Grand pandals, a sea of red-and-white saris and mouth-watering sweets. Some 50 Bengali associations in the city are all geared up to celebrate the Durga Puja on the large scale the occasion is identified with.
The festival starts on October 19 with Panchami, followed by Shashti, Saptami, Ashtami, Nabami and ends on October 24 on Dashami when the immersion of the Durga idols takes place. The festivities kick off on Friday night when the idol of Durga is brought to the pandals.
The city has a strong Bengali presence with as many as three lakh Bengalis. The celebrations are marked by mass pujas and the traditional arati. This apart, various cultural competitions are also organised at the venue to attract large crowds. Sougata Chatterjee, secretary of Sarjapur Outer Ring Road Bengali Association, which is organising the festival at ALT Training Ground, said he expects close to 4,000 people to turn up for the event on each day.

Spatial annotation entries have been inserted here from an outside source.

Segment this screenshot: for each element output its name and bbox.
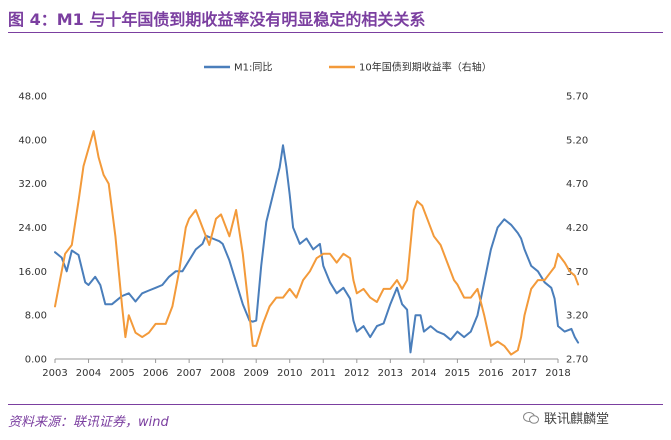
chart-title: 图 4：M1 与十年国债到期收益率没有明显稳定的相关关系 [8, 10, 426, 29]
chart-legend: M1:同比 10年国债到期收益率（右轴） [204, 61, 492, 74]
x-tick-label: 2018 [545, 368, 570, 379]
x-tick-label: 2004 [76, 368, 101, 379]
y-left-tick-label: 32.00 [18, 179, 47, 190]
y-left-tick-label: 0.00 [25, 355, 47, 366]
x-tick-label: 2008 [210, 368, 235, 379]
legend-label: M1:同比 [234, 62, 272, 74]
y-right-tick-label: 3.70 [566, 267, 588, 278]
x-tick-label: 2009 [243, 368, 268, 379]
x-tick-label: 2005 [109, 368, 134, 379]
y-right-tick-label: 4.70 [566, 179, 588, 190]
x-tick-label: 2017 [512, 368, 537, 379]
y-left-tick-label: 48.00 [18, 92, 47, 103]
series-line-m1-yoy [54, 144, 580, 354]
source-note: 资料来源：联讯证券，wind [8, 415, 169, 430]
title-divider [8, 32, 663, 33]
y-right-tick-label: 4.20 [566, 223, 588, 234]
y-right-tick-label: 5.70 [566, 92, 588, 103]
y-left-tick-label: 24.00 [18, 223, 47, 234]
series-line-bond-yield-10y [54, 130, 580, 356]
y-left-tick-label: 16.00 [18, 267, 47, 278]
y-right-tick-label: 5.20 [566, 135, 588, 146]
watermark: 联讯麒麟堂 [523, 408, 609, 427]
legend-label: 10年国债到期收益率（右轴） [359, 61, 492, 74]
chart-axes: 2003 2004 2005 2006 2007 2008 2009 2010 2011 2012… [18, 92, 588, 380]
watermark-text: 联讯麒麟堂 [544, 412, 610, 427]
x-tick-label: 2006 [143, 368, 168, 379]
x-tick-label: 2014 [411, 368, 436, 379]
x-tick-label: 2012 [344, 368, 369, 379]
y-left-tick-label: 8.00 [25, 311, 47, 322]
line-chart: 2003 2004 2005 2006 2007 2008 2009 2010 2011 2012… [18, 61, 588, 380]
y-right-tick-label: 2.70 [566, 355, 588, 366]
x-tick-label: 2003 [42, 368, 67, 379]
y-right-tick-label: 3.20 [566, 311, 588, 322]
x-tick-label: 2016 [478, 368, 503, 379]
y-left-tick-label: 40.00 [18, 135, 47, 146]
x-tick-label: 2007 [176, 368, 201, 379]
x-tick-label: 2013 [378, 368, 403, 379]
x-tick-label: 2010 [277, 368, 302, 379]
wechat-icon [523, 411, 539, 424]
x-tick-label: 2011 [311, 368, 336, 379]
x-tick-label: 2015 [445, 368, 470, 379]
series-layer [54, 130, 580, 356]
source-divider [8, 404, 663, 405]
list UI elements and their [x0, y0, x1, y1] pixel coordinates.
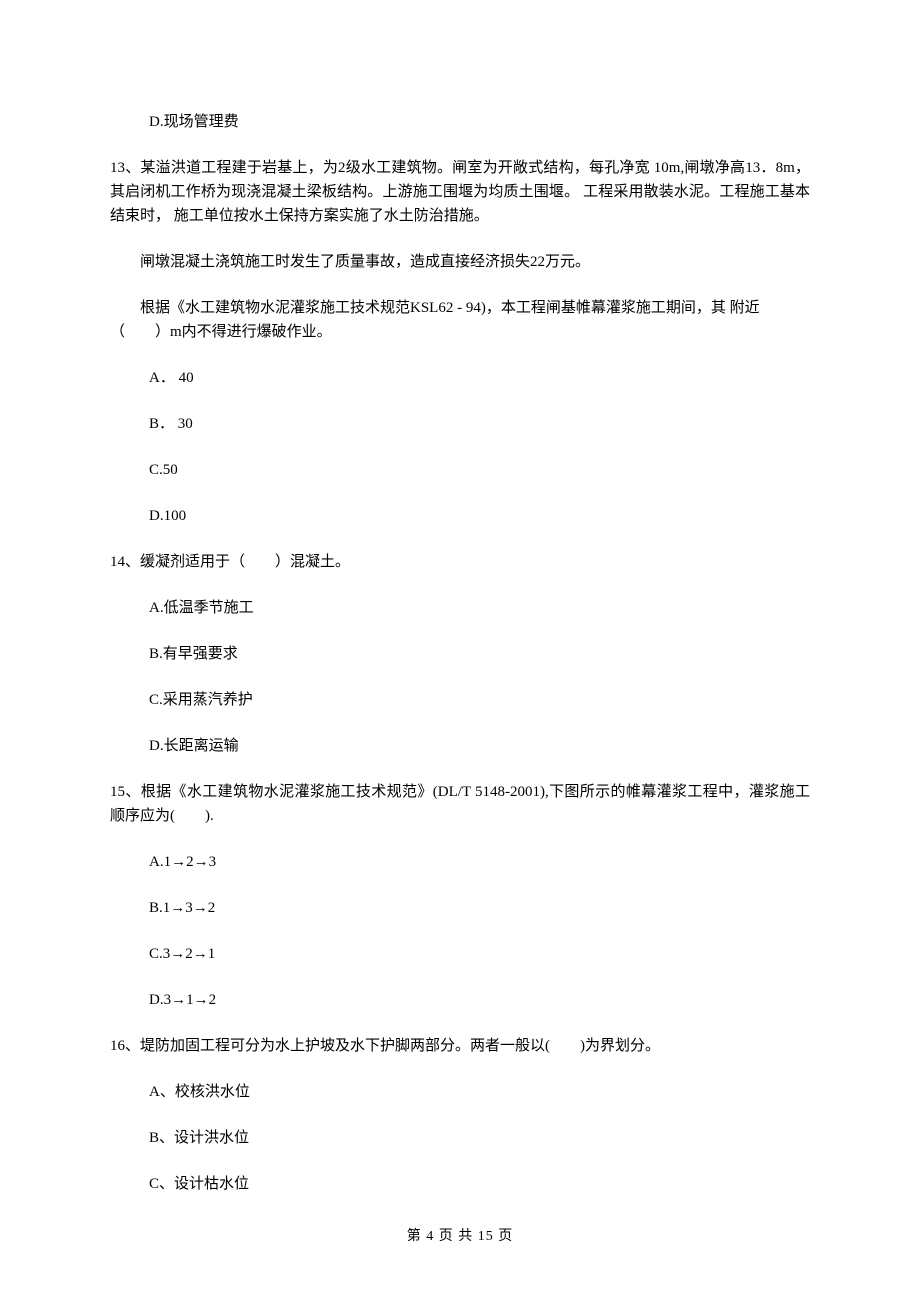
q16-option-c: C、设计枯水位 [110, 1172, 810, 1196]
q13-option-d: D.100 [110, 504, 810, 528]
q13-option-a: A． 40 [110, 366, 810, 390]
q15-option-b: B.1→3→2 [110, 896, 810, 920]
page-footer: 第 4 页 共 15 页 [0, 1226, 920, 1248]
q14-option-c: C.采用蒸汽养护 [110, 688, 810, 712]
q15-option-c: C.3→2→1 [110, 942, 810, 966]
page: D.现场管理费 13、某溢洪道工程建于岩基上，为2级水工建筑物。闸室为开敞式结构… [0, 0, 920, 1302]
q13-option-c: C.50 [110, 458, 810, 482]
q13-p3: 根据《水工建筑物水泥灌浆施工技术规范KSL62 - 94)，本工程闸基帷幕灌浆施… [110, 296, 810, 344]
q14-option-b: B.有早强要求 [110, 642, 810, 666]
q15-option-a: A.1→2→3 [110, 850, 810, 874]
q16-option-b: B、设计洪水位 [110, 1126, 810, 1150]
q12-option-d: D.现场管理费 [110, 110, 810, 134]
q14-option-a: A.低温季节施工 [110, 596, 810, 620]
q15-body: 15、根据《水工建筑物水泥灌浆施工技术规范》(DL/T 5148-2001),下… [110, 780, 810, 828]
q16-body: 16、堤防加固工程可分为水上护坡及水下护脚两部分。两者一般以( )为界划分。 [110, 1034, 810, 1058]
q15-option-d: D.3→1→2 [110, 988, 810, 1012]
q13-option-b: B． 30 [110, 412, 810, 436]
q13-p2: 闸墩混凝土浇筑施工时发生了质量事故，造成直接经济损失22万元。 [110, 250, 810, 274]
q16-option-a: A、校核洪水位 [110, 1080, 810, 1104]
q14-body: 14、缓凝剂适用于（ ）混凝土。 [110, 550, 810, 574]
q14-option-d: D.长距离运输 [110, 734, 810, 758]
q13-body: 13、某溢洪道工程建于岩基上，为2级水工建筑物。闸室为开敞式结构，每孔净宽 10… [110, 156, 810, 228]
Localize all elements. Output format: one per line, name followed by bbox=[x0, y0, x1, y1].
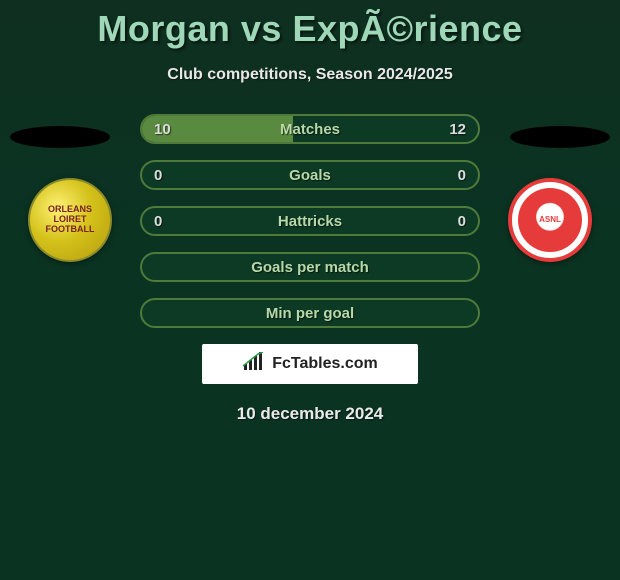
watermark-text: FcTables.com bbox=[272, 355, 378, 373]
stat-value-right: 0 bbox=[458, 167, 466, 184]
stats-container: 10 Matches 12 0 Goals 0 0 Hattricks 0 Go… bbox=[140, 114, 480, 328]
stat-value-left: 0 bbox=[154, 213, 162, 230]
page-title: Morgan vs ExpÃ©rience bbox=[0, 0, 620, 50]
stat-row-hattricks: 0 Hattricks 0 bbox=[140, 206, 480, 236]
stat-label: Goals bbox=[289, 167, 331, 184]
stat-row-min-per-goal: Min per goal bbox=[140, 298, 480, 328]
bar-chart-icon bbox=[242, 352, 266, 377]
subtitle: Club competitions, Season 2024/2025 bbox=[0, 66, 620, 84]
player-silhouette-left bbox=[10, 126, 110, 148]
team-logo-left-label: ORLEANS LOIRET FOOTBALL bbox=[30, 199, 110, 241]
team-logo-left: ORLEANS LOIRET FOOTBALL bbox=[28, 178, 112, 262]
stat-row-goals: 0 Goals 0 bbox=[140, 160, 480, 190]
stat-value-left: 10 bbox=[154, 121, 171, 138]
stat-label: Matches bbox=[280, 121, 340, 138]
stat-row-goals-per-match: Goals per match bbox=[140, 252, 480, 282]
stat-label: Min per goal bbox=[266, 305, 354, 322]
stat-value-right: 0 bbox=[458, 213, 466, 230]
stat-value-left: 0 bbox=[154, 167, 162, 184]
watermark[interactable]: FcTables.com bbox=[202, 344, 418, 384]
stat-value-right: 12 bbox=[449, 121, 466, 138]
stat-label: Hattricks bbox=[278, 213, 342, 230]
team-logo-right: ASNL bbox=[508, 178, 592, 262]
date-text: 10 december 2024 bbox=[0, 404, 620, 424]
team-logo-right-label: ASNL bbox=[518, 188, 582, 252]
stat-label: Goals per match bbox=[251, 259, 369, 276]
stat-row-matches: 10 Matches 12 bbox=[140, 114, 480, 144]
player-silhouette-right bbox=[510, 126, 610, 148]
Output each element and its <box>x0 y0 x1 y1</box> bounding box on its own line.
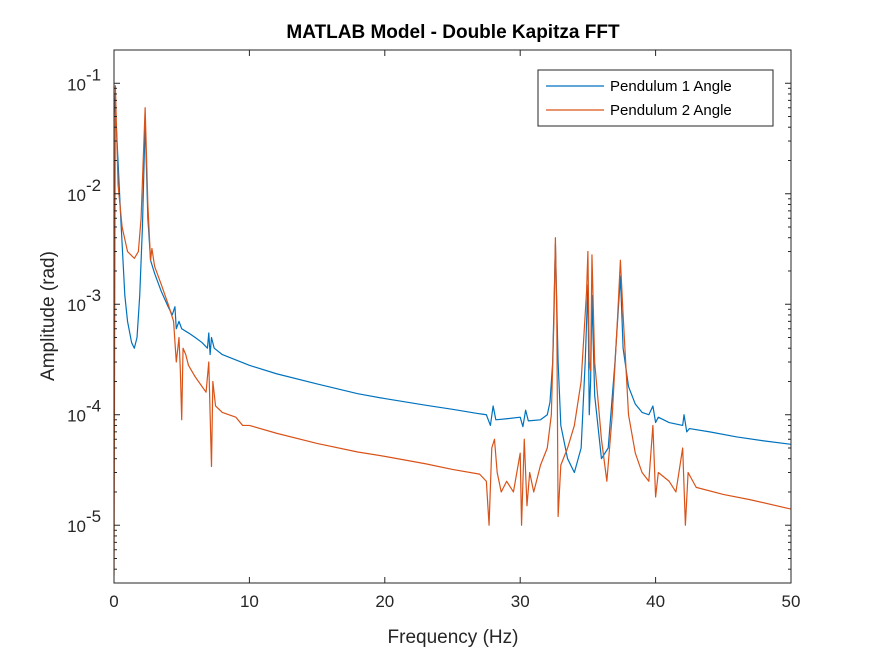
legend-label-series-1: Pendulum 1 Angle <box>610 78 732 95</box>
y-tick-label: 10 <box>67 296 86 315</box>
y-tick-label-exponent: -2 <box>86 176 101 195</box>
y-tick-label: 10 <box>67 75 86 94</box>
x-tick-label: 50 <box>782 592 801 611</box>
y-tick-label: 10 <box>67 517 86 536</box>
legend-label-series-2: Pendulum 2 Angle <box>610 102 732 119</box>
x-axis-label: Frequency (Hz) <box>388 627 519 648</box>
legend: Pendulum 1 Angle Pendulum 2 Angle <box>537 69 774 127</box>
chart-title: MATLAB Model - Double Kapitza FFT <box>286 22 620 43</box>
x-tick-label: 30 <box>511 592 530 611</box>
y-tick-label: 10 <box>67 407 86 426</box>
y-tick-label-exponent: -3 <box>86 286 101 305</box>
y-tick-label: 10 <box>67 186 86 205</box>
x-tick-label: 40 <box>646 592 665 611</box>
y-tick-label-exponent: -1 <box>86 65 101 84</box>
x-tick-label: 10 <box>240 592 259 611</box>
y-tick-label-exponent: -5 <box>86 507 101 526</box>
series-line-2 <box>114 85 791 576</box>
series-line-1 <box>114 93 791 474</box>
x-tick-label: 20 <box>375 592 394 611</box>
y-tick-label-exponent: -4 <box>86 397 101 416</box>
y-axis-label: Amplitude (rad) <box>38 251 59 381</box>
x-tick-label: 0 <box>109 592 118 611</box>
legend-box <box>537 69 774 127</box>
plot-area-frame <box>113 49 792 584</box>
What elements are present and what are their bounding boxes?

Dilip Maitra, president of The Bengalee Association, Bangalore, said it is not just a religious occasion but also an opportunity that calls for a socio-cultural celebration. “The rituals are done in the traditional way but there are various competitions that will be conducted to make it an enjoyable occasion.”
He added that most people prefer to celebrate the festival along with the entire community as it is not possible to create the same atmosphere at their individual homes.
Durgotsav 2012, which would be celebrated by the Sarathi Socio Cultural Trust at Mangala Kalyana Mantapa, is one of the major events. One of the organisers said there are various fun-filled activities lined up, some of which include performances by Bengali pop artistes and bands along with a homemade food fiesta.
Big names sponsor it
Although the festival is celebrated in an extravagant way in West Bengal, some Bengalis say the grandeur here is no less than the manner in which it is celebrated in Kolkata. As the celebration attracts huge crowds, associations manage to rope in big banners to sponsor the events.
Nimisha Saha, a resident of Koramangala 8th Block, who can’t wait for the festival to begin, said: “It is an amalgamation of joyous festivities and a culturally enriching experience. Bengalis and people from other communities indulge in Bengali cuisine and culture. Enthusiasts unite under one roof and the lines of regional and cultural demarcation are broken.”
New clothes and food
The festival is considered an auspicious time to buy new clothes, indulge in traditional Bengali cuisine such as aloo posto, mochar ghonto and sweets such as the classic rasagolla, mishti dahi, sandesh.